Monday, March 27, 2006

Dear Amused,
Sometimes, in trying to discover the hidden message that might be lurking in a sentence, it is useful to stare at it until it begins to look like something else. I have a feeling this is what poets do sometimes, and perhaps also psychoanalysts.
I have been staring at this sentence for a while, watching how it changes shape and meaning: "I suggested that if my wife took the trouble to dress up more then perhaps gay men would not hit on her husband."
I recognize in this rather impossible formulation the trickster, or rather the mind working as the trickster, inverting meaning in order to serve desire's purposes of subterfuge. I certainly don't think it's anything as simple as just "You're obviously a latent homosexual." Rather, I imagine that in your world, certain kinds of play provide an outlet for socially unacceptable notions as well as for the erotic in a larger sense -- not the homoerotic particularly but more generally the love of style, color, fashion, appearance, theatricality, fine things: the sensual realm.

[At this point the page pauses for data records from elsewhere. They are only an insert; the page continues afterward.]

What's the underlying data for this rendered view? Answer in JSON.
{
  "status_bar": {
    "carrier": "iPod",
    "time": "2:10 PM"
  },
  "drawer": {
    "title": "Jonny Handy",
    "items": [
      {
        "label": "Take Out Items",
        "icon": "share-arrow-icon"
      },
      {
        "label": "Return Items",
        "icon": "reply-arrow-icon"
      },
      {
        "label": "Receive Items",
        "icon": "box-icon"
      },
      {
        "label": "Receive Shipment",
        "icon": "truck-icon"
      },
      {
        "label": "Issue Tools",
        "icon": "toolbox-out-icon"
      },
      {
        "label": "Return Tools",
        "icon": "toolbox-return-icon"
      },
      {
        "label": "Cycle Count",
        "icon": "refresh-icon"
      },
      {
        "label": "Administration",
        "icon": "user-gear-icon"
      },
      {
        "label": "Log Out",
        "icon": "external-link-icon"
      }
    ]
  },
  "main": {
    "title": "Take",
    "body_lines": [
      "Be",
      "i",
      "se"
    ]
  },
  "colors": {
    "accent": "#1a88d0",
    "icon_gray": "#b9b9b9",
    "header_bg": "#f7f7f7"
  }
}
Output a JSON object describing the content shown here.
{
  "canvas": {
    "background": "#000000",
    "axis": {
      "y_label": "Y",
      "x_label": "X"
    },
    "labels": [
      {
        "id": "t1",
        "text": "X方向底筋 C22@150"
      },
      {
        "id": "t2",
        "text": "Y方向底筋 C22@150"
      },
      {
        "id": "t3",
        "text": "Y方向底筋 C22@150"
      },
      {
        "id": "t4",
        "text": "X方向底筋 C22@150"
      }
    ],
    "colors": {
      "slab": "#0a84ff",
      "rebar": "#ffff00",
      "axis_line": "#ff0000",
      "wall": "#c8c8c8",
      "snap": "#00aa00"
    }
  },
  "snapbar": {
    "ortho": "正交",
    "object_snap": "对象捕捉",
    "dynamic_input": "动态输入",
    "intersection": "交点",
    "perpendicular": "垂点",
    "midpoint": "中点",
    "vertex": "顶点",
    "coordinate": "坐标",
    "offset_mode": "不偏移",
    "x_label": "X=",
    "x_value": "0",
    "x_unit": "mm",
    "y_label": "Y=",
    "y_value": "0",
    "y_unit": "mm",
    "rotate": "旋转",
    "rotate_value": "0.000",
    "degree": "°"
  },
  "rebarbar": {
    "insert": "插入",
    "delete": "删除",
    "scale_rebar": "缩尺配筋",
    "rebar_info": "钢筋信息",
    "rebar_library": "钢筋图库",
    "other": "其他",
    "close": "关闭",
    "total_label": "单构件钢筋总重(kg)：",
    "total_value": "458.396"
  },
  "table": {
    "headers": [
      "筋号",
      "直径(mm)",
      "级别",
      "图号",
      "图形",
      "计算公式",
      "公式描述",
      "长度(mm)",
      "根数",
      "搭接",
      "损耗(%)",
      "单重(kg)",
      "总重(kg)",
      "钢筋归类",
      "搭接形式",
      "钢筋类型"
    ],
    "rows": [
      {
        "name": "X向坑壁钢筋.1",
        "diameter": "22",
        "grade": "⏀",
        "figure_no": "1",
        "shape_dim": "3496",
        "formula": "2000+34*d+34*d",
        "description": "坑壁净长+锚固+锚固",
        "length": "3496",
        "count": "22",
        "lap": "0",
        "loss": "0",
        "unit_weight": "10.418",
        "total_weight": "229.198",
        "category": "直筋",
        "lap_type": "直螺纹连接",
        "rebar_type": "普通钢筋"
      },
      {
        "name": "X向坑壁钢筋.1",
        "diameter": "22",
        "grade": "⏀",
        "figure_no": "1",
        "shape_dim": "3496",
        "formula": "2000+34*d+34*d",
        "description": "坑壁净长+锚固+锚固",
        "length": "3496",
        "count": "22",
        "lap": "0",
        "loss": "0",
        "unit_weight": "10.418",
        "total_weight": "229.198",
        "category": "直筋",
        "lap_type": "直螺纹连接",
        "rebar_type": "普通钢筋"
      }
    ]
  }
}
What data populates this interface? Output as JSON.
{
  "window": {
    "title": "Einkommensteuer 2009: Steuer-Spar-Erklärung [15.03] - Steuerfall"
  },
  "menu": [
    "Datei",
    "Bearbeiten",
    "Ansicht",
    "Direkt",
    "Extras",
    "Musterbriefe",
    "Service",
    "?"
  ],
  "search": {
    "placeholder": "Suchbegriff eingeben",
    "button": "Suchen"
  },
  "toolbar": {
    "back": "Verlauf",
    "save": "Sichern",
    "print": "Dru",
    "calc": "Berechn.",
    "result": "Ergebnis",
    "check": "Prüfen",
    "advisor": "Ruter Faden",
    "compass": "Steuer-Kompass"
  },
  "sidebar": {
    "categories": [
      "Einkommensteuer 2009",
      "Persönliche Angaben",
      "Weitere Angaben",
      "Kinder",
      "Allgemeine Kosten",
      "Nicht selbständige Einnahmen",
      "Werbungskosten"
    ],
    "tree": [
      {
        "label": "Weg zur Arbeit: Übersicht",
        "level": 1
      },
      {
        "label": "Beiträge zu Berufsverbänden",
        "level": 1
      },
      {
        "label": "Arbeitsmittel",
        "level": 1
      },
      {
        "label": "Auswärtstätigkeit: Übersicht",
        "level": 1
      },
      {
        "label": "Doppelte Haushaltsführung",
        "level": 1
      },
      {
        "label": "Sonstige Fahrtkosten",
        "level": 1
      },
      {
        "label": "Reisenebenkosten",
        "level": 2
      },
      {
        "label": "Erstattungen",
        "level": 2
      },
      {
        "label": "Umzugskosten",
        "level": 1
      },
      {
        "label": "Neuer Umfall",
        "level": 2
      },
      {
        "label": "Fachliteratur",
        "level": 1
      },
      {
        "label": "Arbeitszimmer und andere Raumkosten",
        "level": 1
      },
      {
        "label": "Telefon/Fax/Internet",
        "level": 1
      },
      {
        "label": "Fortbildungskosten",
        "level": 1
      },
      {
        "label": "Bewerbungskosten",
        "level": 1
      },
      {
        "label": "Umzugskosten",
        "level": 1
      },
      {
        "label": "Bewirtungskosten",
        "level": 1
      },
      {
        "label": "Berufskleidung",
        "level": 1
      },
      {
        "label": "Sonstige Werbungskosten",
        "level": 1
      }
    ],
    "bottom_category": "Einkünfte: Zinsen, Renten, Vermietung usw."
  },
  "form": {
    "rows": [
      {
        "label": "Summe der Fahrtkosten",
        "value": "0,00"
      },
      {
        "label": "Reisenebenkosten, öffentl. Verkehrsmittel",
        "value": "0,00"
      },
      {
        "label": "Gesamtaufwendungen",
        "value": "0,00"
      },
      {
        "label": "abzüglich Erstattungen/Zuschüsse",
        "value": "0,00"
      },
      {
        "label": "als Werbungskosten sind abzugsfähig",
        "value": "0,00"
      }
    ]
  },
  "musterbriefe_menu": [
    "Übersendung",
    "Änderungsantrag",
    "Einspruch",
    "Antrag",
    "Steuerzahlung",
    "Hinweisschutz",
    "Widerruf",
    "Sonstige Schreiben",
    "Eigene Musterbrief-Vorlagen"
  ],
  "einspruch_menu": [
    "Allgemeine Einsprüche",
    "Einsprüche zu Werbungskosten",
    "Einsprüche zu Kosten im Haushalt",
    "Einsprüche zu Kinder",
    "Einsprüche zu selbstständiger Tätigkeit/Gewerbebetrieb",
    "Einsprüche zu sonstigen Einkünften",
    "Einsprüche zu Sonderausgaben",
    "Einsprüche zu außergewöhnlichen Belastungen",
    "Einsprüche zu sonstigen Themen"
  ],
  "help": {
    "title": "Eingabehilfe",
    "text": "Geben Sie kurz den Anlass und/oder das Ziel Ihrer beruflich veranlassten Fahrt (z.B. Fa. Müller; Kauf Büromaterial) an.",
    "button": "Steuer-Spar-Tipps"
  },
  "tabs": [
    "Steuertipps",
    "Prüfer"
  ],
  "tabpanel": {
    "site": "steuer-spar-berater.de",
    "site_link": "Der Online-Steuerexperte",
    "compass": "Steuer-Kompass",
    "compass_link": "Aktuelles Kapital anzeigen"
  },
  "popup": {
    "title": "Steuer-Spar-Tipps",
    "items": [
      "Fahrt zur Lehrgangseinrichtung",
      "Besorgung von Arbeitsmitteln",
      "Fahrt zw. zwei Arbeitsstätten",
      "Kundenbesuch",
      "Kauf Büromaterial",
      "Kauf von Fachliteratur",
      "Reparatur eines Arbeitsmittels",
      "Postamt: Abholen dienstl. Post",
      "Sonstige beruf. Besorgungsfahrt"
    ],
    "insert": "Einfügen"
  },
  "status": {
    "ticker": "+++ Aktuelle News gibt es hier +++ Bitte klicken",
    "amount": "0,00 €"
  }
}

The sentence itself, being so absurd, reflects a reality that is utterly unrecognizable, like an inkblot. It has no clear meaning of its own; it is, rather, a conundrum, a shadow, a mystery.
In staring at it, it's hard to know what to focus on at first. But I focus on "gay men would not hit on her husband." It sounds like a trope for something gone awry. "Gay guys hitting on me" is a metaphor for something, a displacement of desire perhaps, an erotic frustration, something.
It might be restated thusly: "I suggested to her that if she took the trouble to dress up more, then perhaps X might happen," X being some positive and desired outcome. But what would that be?
... It could be very frustrating for someone else to figure all this out. So I suggest, for your wife's sake, that at the expense of being so amusing, you try to be a little more direct.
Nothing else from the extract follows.